The simulations showed that lenticulae might contain shallow pockets of water that freeze after only a relatively short period of time. But the researchers found that lenticulae might be actively forming at present, which would mean that these pockets remain liquid to this day.
“We think there is still shallow water under some of these features,” lead author Chase Chivers, a graduate student at Georgia Tech’s School of Earth and Atmospheric Sciences, told New Scientist.
He estimated that hundreds of these liquid water pockets probably exist across Europa’s crust. He added that they might explain the plumes erupting from its surface, which previous studies suggested came from the subsurface ocean.
Mark Fox-Powell, a research fellow at the U.K.’s Open University, who was not part of the study, said that the pockets could be habitats for extraterrestrial life.
“If there is life in the subsurface ocean and it gets incorporated into the ice shell and later re-melted, that could kick-start a community,” he told New Scientist, adding that this microbial community is doomed because the pocket would eventually refreeze. (Related: Astronomers say that Europa may have alien life, and it won’t be hard to find.)
The findings of the study were published in the journal JGR Planets.
Europa’s ocean could be habitable
Plenty of studies suggested that Europa’s subsurface ocean could be habitable. Last year, a study led by NASA researchers provided further support to this idea.
Mohit Melwani Daswani, a scientist at NASA’s Jet Propulsion Laboratory, and his colleagues modeled the composition and physical properties of Europa’s core, mineral layer and ocean using data from the Galileo mission.
Their models suggested that metamorphism could take place in ocean worlds like Europa. If this were the case for the Jovian moon, heating and increased pressured caused by radioactive decay or subsurface tidal movements would break down water-bearing minerals, releasing trapped water. The breakdown of minerals would make the water mildly acidic, with high concentrations of carbon dioxide, calcium and sulfate.
Daswani noted that Europa’s ocean could still be acidic to this day.

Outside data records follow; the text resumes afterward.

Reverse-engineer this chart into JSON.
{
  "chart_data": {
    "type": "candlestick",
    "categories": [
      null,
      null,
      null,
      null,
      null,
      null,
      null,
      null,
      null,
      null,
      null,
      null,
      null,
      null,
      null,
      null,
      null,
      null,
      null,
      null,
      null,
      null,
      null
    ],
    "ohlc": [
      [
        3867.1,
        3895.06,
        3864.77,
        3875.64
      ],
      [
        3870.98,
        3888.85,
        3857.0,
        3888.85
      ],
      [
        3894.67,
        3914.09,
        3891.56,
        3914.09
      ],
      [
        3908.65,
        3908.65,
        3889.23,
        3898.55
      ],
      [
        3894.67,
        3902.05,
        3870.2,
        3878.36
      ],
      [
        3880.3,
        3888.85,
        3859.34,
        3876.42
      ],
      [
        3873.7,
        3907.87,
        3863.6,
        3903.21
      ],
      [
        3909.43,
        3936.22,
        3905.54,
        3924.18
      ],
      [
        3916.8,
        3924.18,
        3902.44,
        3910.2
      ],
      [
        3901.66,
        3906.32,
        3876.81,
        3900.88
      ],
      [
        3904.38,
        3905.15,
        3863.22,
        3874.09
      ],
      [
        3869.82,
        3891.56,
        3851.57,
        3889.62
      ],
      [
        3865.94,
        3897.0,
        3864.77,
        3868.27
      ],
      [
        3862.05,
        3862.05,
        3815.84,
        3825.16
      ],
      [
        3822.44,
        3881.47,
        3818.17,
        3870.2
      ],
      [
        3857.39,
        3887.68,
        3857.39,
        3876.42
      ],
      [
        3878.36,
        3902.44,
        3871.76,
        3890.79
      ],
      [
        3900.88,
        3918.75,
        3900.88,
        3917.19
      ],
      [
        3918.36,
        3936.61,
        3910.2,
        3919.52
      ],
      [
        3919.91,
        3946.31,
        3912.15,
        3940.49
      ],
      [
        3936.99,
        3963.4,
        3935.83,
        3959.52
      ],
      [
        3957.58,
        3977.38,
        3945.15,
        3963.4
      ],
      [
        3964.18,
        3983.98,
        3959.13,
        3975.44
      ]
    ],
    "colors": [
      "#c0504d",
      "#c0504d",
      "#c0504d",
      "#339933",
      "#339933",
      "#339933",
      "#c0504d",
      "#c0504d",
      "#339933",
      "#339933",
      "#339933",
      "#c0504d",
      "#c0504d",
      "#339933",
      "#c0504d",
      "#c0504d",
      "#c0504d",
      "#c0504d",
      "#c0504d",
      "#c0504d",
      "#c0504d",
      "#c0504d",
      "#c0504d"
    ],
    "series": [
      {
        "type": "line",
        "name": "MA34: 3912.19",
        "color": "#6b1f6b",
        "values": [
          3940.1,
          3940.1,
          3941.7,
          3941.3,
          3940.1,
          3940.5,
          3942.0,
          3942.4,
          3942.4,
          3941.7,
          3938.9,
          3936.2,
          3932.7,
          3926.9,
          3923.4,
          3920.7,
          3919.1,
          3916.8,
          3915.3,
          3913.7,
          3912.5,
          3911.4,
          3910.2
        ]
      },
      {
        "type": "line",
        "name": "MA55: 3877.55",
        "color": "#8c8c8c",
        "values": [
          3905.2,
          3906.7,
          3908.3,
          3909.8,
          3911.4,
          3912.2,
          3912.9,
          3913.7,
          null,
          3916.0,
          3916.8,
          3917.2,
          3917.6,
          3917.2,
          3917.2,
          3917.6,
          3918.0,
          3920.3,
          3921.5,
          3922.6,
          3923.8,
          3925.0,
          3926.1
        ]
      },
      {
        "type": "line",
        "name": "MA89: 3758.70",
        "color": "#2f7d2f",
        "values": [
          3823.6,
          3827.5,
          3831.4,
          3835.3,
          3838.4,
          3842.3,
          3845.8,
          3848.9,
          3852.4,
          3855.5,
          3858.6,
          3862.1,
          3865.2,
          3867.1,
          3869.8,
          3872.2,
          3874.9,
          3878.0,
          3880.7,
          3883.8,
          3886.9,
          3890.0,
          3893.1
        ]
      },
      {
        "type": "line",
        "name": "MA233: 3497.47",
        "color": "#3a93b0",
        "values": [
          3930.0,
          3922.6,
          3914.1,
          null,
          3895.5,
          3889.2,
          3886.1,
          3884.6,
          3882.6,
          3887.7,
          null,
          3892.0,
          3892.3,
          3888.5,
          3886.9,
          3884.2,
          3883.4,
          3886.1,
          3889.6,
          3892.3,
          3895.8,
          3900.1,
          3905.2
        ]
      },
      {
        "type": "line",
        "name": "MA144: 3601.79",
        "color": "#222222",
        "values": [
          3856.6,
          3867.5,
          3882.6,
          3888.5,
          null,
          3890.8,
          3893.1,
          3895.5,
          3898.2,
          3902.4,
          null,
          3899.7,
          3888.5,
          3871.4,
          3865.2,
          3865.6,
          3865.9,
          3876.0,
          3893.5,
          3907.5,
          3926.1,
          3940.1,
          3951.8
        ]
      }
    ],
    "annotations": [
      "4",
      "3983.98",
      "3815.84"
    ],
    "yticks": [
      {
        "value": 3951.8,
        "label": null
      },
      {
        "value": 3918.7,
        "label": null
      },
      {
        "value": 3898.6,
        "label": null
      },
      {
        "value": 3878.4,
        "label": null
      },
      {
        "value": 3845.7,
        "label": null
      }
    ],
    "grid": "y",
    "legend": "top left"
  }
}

But their models, coupled with evidence of chloride on Europa’s surface, suggest that the ocean most probably became chloride-rich. This would mean that its composition became more like the composition of Earth’s oceans.
“We believe that this ocean could be quite habitable for life,” Daswani said, adding that Europa is among the best places in the solar system to look for alien life.
“Our models lead us to think that the oceans in other moons, such as Europa’s neighbor Ganymede, and Saturn’s moon Titan, may also have formed by similar processes,” Daswani went on. “We still need to understand several points though, such as how fluids migrate through Europa’s rocky interior.”
NASA is currently working on its Europa Clipper mission for a 2024 launch. The spacecraft will arrive at Jupiter by the end of this decade and will determine whether Europa and other ocean worlds could support life.